Not knowing what to say to that, but knowing that if they kept talking about a movie, they’d never get around to watching one, Vince picked something at random. There were still things to talk about, things to decide, things to ponder, but Vince pushed them to the side in favor of the feeling of having Angela here with him, nestled comfortably under his arm.
He was more tired than he’d thought, however, and found himself suppressing another few yawns an hour later. Angela gave his knee a quick squeeze and got up from the couch, not very interested in his movie choice anyway.
“You’re tired,” she informed him.
“I’m—” Vince couldn’t fight off another yawn, laughing afterwards. “I’m sorry.” He turned off the television and followed Angela to the front door, watching her put on her quickly discarded boots. “You didn’t even bring a coat, did you?”
“I was in a hurry. It’s okay,” she said dismissively.

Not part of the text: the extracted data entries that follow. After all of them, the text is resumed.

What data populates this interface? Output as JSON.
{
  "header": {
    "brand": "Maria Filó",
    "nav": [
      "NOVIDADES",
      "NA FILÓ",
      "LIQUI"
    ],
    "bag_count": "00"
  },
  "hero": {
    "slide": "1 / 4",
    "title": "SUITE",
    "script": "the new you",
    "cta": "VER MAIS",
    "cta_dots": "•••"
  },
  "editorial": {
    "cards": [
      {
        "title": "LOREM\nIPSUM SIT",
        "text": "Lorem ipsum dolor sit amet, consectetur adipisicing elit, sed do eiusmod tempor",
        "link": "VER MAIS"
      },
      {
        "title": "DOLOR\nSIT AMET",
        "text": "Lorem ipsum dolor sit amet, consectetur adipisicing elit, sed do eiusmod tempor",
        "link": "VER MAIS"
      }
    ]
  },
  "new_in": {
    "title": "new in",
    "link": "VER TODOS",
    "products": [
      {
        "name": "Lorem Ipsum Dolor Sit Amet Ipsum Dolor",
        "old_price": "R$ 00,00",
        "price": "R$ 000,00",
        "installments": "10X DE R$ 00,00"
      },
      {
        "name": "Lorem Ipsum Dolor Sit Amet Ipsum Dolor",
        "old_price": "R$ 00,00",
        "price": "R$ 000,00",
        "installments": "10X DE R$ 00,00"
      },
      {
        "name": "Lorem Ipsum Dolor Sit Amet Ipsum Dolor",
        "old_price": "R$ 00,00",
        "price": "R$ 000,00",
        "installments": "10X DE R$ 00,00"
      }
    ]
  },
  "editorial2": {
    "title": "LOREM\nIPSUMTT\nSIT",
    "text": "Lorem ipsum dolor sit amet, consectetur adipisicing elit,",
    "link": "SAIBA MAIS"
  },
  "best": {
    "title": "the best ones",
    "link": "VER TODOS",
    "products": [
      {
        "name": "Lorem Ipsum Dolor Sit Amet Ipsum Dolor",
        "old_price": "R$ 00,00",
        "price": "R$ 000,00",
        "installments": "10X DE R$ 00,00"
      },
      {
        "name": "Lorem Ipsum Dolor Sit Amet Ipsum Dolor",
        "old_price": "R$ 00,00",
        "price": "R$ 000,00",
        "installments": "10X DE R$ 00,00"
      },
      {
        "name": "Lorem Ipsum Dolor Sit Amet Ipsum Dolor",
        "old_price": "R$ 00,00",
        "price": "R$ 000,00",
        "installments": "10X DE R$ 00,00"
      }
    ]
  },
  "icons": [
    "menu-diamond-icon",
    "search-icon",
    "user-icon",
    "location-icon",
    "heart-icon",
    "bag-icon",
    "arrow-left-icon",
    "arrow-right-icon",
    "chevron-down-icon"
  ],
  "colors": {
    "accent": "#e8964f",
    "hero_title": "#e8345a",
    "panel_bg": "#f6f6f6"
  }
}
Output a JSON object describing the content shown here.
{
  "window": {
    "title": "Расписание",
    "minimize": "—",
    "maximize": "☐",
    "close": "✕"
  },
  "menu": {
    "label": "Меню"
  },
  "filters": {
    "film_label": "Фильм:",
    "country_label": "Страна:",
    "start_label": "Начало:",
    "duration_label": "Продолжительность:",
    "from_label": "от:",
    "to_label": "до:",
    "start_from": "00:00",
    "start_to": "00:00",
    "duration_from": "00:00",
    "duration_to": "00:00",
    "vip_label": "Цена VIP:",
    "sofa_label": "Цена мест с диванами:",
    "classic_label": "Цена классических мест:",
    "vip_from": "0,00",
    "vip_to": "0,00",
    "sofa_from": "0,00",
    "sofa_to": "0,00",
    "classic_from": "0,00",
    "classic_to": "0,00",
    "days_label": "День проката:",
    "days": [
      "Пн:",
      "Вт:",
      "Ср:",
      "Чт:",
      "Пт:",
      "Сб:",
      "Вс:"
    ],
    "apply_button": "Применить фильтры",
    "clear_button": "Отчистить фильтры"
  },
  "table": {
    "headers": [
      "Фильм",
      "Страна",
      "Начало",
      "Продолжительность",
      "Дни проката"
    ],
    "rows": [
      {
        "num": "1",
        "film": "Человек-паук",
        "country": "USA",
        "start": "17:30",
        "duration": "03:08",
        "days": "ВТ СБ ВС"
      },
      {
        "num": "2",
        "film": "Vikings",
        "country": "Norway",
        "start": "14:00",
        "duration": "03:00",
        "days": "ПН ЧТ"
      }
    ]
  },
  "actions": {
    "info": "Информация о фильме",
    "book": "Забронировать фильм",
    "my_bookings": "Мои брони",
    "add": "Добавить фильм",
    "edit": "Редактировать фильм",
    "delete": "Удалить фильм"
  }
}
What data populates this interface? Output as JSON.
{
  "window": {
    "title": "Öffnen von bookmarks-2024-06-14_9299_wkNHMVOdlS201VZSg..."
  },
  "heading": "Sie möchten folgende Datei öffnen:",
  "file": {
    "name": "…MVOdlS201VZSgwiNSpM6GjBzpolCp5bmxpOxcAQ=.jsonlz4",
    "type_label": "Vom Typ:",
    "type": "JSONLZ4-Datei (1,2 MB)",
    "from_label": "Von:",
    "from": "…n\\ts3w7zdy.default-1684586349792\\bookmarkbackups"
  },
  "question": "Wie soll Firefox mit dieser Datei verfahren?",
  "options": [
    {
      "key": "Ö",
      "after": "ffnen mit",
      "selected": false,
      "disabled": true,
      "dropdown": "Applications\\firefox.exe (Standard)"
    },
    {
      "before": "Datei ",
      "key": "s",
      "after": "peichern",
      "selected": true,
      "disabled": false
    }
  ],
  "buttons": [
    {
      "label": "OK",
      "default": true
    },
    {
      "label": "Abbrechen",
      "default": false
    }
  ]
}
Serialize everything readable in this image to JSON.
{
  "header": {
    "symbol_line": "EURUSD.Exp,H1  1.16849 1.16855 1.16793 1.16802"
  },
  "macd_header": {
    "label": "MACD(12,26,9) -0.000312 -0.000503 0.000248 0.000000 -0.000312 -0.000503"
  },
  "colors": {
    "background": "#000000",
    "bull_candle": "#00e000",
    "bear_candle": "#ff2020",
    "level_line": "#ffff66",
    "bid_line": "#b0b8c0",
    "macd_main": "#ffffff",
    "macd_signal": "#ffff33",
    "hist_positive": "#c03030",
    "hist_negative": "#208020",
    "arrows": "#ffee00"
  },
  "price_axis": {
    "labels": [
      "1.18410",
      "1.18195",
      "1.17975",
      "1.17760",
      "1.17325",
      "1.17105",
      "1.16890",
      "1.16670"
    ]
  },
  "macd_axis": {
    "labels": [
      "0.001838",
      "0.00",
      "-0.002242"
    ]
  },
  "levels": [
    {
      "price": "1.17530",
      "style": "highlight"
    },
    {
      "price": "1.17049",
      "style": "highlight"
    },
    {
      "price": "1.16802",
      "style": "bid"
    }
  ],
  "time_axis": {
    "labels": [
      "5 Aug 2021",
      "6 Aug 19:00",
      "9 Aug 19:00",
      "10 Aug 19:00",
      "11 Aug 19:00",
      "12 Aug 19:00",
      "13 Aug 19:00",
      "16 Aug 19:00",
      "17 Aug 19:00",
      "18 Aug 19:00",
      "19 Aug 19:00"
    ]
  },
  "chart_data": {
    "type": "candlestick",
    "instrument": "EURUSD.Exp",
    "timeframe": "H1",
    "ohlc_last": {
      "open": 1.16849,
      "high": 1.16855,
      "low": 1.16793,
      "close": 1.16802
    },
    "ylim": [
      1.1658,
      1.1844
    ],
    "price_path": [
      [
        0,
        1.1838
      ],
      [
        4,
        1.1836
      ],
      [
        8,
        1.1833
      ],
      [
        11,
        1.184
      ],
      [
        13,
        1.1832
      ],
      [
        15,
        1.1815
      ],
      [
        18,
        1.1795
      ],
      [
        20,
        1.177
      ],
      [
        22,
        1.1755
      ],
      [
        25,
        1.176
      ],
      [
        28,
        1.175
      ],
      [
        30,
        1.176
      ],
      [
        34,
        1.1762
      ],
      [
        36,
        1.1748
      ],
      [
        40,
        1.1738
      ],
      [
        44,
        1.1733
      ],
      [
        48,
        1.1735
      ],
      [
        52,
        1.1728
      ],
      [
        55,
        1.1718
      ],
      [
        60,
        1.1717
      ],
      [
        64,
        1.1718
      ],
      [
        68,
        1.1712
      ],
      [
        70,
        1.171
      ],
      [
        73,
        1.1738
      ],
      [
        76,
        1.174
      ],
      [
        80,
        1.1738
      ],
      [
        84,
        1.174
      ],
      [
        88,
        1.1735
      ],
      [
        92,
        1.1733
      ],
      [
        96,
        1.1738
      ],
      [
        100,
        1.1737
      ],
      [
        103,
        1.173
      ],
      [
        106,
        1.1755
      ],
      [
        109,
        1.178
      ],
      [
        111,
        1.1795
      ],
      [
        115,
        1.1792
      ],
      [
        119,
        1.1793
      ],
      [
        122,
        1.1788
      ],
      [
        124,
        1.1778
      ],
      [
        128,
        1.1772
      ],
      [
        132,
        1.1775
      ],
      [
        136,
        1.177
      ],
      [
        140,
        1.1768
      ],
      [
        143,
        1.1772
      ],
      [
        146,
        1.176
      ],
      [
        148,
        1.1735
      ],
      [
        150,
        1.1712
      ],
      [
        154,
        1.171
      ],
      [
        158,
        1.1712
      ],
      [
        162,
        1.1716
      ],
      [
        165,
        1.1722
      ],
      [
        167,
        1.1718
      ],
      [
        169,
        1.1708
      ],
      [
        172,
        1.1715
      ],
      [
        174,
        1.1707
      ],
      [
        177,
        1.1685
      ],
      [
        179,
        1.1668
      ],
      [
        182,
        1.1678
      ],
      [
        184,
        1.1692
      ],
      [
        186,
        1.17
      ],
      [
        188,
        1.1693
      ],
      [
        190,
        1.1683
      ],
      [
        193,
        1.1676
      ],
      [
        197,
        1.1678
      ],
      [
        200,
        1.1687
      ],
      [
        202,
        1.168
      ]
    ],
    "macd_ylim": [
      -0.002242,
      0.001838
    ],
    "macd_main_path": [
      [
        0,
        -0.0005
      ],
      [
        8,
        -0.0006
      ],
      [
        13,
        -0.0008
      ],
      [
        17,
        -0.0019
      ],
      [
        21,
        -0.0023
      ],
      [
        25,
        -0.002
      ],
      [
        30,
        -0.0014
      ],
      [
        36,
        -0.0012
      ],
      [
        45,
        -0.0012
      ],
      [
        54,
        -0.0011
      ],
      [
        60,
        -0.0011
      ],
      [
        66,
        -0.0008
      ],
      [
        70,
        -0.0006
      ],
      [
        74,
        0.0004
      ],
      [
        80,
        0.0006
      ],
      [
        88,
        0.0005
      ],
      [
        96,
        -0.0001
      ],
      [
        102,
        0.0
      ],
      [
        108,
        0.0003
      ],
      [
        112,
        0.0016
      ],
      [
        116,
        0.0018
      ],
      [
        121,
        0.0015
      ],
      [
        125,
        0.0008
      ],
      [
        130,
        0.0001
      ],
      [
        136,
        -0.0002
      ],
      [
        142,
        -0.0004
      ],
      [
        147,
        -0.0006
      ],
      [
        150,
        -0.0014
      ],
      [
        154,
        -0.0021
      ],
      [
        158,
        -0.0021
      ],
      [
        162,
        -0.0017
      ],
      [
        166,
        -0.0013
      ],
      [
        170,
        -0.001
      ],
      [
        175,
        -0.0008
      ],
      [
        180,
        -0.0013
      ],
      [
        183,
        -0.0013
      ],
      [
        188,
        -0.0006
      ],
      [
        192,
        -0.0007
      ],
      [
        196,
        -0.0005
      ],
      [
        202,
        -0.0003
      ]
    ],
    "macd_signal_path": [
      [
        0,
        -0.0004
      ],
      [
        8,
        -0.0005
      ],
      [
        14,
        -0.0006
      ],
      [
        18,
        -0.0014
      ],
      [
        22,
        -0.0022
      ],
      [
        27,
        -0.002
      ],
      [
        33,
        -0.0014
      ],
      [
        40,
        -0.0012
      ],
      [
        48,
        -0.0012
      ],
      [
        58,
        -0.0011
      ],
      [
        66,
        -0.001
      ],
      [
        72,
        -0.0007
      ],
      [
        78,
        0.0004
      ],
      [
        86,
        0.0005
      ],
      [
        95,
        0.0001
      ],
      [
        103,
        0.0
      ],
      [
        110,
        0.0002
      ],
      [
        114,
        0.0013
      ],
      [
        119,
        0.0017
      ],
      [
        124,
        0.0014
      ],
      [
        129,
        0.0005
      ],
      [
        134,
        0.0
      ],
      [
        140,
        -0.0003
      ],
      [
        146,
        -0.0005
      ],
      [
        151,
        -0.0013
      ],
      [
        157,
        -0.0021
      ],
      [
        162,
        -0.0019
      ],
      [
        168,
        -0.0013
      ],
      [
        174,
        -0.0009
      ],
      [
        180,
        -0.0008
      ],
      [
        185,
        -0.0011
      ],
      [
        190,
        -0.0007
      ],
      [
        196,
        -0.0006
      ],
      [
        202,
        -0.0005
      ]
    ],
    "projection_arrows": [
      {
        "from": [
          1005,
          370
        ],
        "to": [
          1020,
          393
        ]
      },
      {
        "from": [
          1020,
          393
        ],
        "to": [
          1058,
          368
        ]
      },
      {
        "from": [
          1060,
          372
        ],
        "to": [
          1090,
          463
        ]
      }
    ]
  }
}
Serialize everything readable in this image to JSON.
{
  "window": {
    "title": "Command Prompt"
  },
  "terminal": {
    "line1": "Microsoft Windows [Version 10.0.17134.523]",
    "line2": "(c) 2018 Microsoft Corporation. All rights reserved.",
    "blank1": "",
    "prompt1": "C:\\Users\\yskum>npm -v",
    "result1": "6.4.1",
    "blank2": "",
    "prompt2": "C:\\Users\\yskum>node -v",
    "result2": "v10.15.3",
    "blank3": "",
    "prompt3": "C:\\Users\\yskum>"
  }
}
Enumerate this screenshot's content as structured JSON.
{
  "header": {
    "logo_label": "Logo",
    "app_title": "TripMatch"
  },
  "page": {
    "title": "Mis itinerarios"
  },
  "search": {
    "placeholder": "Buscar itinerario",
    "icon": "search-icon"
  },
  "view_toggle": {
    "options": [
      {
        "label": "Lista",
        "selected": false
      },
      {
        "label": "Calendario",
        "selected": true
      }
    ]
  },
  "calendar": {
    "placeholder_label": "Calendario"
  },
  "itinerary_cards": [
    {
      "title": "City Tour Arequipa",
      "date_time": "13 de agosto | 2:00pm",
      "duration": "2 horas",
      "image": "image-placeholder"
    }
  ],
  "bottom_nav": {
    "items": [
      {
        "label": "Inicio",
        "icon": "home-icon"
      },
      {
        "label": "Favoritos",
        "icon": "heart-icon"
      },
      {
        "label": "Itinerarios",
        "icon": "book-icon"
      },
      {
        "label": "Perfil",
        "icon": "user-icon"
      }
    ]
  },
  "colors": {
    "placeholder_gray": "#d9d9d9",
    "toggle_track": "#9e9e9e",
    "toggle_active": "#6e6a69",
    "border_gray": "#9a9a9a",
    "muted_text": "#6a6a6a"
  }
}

“Here.” Vince took his nice overcoat off the rack, knowing he wouldn’t be using it anyway. “Sorry I tuckered out on you.”
“It’s okay,” she assured him, indulging him and letting him slip the coat on for her. “I’m surprised you stayed up for as long as you did. The last few weeks have really done a number on you.”
Vince nodded slowly and resignedly as Angela buttoned his coat over herself. He subtly wet his lips before a goodnight kiss that made him forget how tired he was, forget almost everything he knew for that moment in time. “Do you have plans tomorrow?” he asked.
“Brunch with my mom. I think both of us have already postponed it at least three times. But maybe we can do something afterward?”
“As long as you don’t mind a fifth wheel,” Vince said with a grin, gesturing down the hallway with a nod of his head.
Angela searched Vince’s eyes for nothing in particular, then closed in for another kiss, then a deep, soothing hug. “I love fifth wheels, especially when they’re six and missing teeth. I’ll call you.”
“Sounds good.” Vince found that his hand had wandered to Angela’s hair, his palm sneaking up the back of her head. Though her hair was lopsided from her nap, he still delighted in it.
“Goodnight,” she said with a relaxed smile. A smile just like Angela’s crossed Vince’s face as he watched her depart, but it faded as soon as the door was closed and locked. He missed her already.
As he pulled off his hat and reminded his hands of the new surface to explore, Vince wondered fleetingly what Charlie would think when he saw his father’s new look in the morning. But not even his wonderings about Charlie’s reaction or his jubilance over a blossoming romance could keep him awake once his head hit the pillow.